Phase 2 of an Architectural Study for a Self-Repairing Computer
Abstract:
The architecture and organization of a self-repairing computer which operates correctly even if some of its components malfunction is described. This computer, using currently available components, has a 0.997 probability of correct operation on a 10,000 hour mission with a 25 percent duty cycle. First the problem is stated, an overview of previous work is given, and the results of the investigation are summarized. Then several current computer component technologies are appraised and the assumption in reliability models of a Poisson failure distribution for these components is justified. Next, the development of several algorithms for the generation and evaluation of diagnostic test patterns for computer circuits is described. These algorithms are illustrated by examples and by detailed APL programs. Next, mathematical reliability evaluation models for a variety of functional computer units are devised, their APL programming implementation given, and their use in the design process illustrated.

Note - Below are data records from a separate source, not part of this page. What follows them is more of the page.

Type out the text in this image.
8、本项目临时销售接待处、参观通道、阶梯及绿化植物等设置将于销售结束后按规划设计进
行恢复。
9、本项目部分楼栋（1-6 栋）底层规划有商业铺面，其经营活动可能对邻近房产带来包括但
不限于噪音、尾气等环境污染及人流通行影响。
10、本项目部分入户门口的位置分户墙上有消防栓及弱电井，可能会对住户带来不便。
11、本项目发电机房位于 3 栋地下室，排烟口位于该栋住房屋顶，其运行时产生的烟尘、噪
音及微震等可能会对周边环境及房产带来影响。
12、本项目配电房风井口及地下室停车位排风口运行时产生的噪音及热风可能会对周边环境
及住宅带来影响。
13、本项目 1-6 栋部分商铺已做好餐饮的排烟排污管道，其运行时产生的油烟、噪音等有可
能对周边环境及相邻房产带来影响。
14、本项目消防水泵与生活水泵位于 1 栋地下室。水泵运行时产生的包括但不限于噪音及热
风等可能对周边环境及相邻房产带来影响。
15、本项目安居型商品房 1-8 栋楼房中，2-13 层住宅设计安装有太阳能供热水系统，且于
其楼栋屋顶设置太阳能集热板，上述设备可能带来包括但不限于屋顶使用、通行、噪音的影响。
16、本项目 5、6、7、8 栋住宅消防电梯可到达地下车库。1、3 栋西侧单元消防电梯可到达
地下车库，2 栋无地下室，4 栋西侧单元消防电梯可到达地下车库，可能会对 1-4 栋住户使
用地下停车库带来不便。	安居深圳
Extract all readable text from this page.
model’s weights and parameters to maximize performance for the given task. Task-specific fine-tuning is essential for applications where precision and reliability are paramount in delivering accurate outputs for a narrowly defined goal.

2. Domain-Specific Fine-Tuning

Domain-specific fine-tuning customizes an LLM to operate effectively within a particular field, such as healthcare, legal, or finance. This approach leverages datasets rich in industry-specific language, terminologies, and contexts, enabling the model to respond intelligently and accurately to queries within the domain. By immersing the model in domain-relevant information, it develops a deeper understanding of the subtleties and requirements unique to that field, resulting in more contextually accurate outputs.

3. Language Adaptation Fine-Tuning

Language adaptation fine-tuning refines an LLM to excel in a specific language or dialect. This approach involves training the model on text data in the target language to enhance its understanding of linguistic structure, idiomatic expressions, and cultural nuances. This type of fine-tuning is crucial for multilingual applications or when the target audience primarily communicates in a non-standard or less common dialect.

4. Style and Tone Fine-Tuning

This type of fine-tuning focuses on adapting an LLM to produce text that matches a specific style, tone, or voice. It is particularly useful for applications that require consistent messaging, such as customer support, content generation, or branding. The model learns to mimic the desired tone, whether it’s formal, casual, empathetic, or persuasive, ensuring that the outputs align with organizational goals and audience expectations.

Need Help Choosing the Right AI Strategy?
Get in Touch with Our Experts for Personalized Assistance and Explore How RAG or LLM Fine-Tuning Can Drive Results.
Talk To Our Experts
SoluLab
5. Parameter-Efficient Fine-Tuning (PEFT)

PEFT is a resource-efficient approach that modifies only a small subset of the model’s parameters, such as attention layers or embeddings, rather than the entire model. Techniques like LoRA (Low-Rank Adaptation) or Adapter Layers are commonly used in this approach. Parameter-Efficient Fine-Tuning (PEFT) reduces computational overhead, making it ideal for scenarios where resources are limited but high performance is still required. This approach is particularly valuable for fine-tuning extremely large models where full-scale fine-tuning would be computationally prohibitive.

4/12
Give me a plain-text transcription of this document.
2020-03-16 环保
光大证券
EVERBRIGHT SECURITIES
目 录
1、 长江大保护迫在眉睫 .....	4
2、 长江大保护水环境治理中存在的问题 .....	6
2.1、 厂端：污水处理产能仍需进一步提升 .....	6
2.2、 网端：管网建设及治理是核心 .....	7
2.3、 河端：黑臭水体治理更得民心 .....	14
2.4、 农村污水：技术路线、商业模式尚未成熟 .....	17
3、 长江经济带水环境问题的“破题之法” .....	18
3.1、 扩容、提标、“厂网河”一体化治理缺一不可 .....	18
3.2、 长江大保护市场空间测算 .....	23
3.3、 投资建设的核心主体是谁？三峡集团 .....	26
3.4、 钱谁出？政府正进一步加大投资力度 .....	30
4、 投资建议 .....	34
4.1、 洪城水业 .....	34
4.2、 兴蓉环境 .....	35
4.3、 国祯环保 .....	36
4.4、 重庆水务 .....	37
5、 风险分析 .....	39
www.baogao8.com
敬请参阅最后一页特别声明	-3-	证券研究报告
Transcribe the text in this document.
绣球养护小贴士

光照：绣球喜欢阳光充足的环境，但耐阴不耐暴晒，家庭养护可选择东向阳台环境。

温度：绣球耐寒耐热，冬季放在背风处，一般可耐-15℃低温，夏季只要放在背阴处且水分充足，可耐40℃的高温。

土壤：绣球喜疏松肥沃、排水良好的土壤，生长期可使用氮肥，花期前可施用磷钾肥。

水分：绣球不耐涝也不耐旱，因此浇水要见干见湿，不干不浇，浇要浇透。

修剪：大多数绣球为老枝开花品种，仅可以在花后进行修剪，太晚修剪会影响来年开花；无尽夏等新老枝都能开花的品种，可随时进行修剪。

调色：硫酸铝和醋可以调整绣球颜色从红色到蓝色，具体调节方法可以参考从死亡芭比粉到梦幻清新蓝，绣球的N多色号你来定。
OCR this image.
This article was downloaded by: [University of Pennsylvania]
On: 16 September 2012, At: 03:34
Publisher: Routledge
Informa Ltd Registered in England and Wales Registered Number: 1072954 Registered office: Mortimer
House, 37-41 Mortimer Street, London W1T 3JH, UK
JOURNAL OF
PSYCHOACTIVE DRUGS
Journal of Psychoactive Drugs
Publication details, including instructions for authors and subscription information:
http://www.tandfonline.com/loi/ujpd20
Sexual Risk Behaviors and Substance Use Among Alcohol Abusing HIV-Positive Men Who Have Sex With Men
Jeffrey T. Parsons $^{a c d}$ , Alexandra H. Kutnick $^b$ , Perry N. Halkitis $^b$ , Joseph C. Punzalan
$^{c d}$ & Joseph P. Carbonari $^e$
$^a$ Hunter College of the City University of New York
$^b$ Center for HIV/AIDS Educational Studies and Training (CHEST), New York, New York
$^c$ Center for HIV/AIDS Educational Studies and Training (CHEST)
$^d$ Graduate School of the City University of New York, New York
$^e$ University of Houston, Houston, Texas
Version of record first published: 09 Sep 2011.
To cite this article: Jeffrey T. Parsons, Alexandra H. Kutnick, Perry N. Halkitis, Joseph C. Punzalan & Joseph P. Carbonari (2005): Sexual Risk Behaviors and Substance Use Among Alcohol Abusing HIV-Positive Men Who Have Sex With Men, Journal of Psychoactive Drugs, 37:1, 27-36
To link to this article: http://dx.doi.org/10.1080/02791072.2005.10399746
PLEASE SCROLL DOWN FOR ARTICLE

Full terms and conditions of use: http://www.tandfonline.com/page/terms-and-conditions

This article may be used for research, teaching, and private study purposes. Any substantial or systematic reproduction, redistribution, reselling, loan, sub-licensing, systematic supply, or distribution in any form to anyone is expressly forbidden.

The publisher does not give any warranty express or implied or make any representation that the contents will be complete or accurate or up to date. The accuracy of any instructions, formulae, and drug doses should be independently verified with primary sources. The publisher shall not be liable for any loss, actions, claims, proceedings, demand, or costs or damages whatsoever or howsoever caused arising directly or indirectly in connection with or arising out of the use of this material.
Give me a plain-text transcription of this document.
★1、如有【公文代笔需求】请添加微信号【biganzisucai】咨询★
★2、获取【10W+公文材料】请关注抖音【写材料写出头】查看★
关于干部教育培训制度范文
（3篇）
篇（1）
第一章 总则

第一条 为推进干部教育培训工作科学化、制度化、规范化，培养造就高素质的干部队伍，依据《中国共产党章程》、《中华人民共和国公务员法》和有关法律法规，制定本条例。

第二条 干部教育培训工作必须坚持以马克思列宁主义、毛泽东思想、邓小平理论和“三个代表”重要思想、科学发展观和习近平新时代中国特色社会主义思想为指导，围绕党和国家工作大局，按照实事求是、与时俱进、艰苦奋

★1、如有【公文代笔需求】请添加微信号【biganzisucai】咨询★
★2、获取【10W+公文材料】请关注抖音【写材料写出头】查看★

The effects of failure coverage, duty cycle, number of spares, failure tolerance, lower component failure rate with power off, and other parameters are tabulated and delineated. Last, the architecture and operation of an automatically repaired computer at different levels of organization is described, including failure tolerant storage, ROS, and arithmetic logical organs. The design of reconfiguration switches, status registers, and a fully checked decoder is also given. By employing these techniques, which require about 2.5 times as much hardware as an equivalent simplex computer, it is possible to gain the same benefits as would be produced by a 600 fold decrease in component failure rates.